I also grabbed [Grail Knowledge]. Because as brilliant as she is, I didn't want to see her picking a fight with the microwave. Now she knows exactly how to use a coffee machine, what "unstable Wi-Fi" means, and the difference between laundry detergent and fabric softener.
Welcome to the 21st century.
And since I was already in a generous mood, I went ahead and grabbed [Talent Sharing {Money}] — just to make sure she had financial sense. Robin strikes me as the type who'd invest in the stock market for fun and dismantle the banking system if she felt like it. So it only felt right to hand over the keys.
Naturally, Raven and every current and future girl in my crew gets access to the same perk, along with [Psychic].
Now, if you think I stopped there…
Of course not.
[Everlasting].
Because after days of chasing, bleeding, explosions, and Charles Xavier's lectures, nothing felt more fair than buying eternal youth like it was a milkshake.
The perk's simple: If you're over 25, your body resets. If you're under, you keep aging until you hit that point, then stop.
Aging? Gone.
Wrinkles? Never heard of them.
Emotional responsibility about time?

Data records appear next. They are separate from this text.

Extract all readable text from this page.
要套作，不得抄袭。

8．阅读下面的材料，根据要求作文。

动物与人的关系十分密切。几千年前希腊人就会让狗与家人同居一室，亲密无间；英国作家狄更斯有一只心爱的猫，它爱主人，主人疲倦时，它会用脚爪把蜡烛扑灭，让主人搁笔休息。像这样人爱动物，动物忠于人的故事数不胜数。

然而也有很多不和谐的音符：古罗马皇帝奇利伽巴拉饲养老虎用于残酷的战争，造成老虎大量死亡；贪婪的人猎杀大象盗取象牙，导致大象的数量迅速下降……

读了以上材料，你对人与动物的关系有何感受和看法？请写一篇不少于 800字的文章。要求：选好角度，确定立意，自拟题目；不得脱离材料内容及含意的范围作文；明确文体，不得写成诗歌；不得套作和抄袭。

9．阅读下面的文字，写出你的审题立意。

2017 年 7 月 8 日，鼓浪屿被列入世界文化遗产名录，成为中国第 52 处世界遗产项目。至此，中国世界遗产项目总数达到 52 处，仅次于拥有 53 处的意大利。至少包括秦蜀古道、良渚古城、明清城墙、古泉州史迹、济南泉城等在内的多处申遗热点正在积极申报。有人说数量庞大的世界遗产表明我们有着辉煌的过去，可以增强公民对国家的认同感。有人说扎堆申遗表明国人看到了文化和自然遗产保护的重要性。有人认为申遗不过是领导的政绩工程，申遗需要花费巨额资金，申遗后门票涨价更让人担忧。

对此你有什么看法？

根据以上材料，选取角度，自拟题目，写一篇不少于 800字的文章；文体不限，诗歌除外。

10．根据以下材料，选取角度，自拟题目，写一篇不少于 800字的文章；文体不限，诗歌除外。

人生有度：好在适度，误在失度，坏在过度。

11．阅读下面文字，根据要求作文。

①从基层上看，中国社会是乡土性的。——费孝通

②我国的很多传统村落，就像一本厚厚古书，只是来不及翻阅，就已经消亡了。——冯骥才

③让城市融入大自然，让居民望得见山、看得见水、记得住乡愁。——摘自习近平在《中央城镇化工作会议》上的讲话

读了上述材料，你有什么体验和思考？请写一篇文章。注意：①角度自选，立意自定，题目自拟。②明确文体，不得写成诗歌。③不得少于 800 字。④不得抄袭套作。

Denied.
I could say it was a strategic move, that I thought long-term about its impact in future conflicts.
But no.
I bought it out of pure indulgence.
Because in that moment, lying there with Raven still asleep and Robin in the kitchen, I just wanted a reminder that I could — and did — do whatever I wanted.
And, honestly, that made me feel a hell of a lot better than any victory against Hydra or Trask.
Nothing like curing an existential crisis with magical consumerism.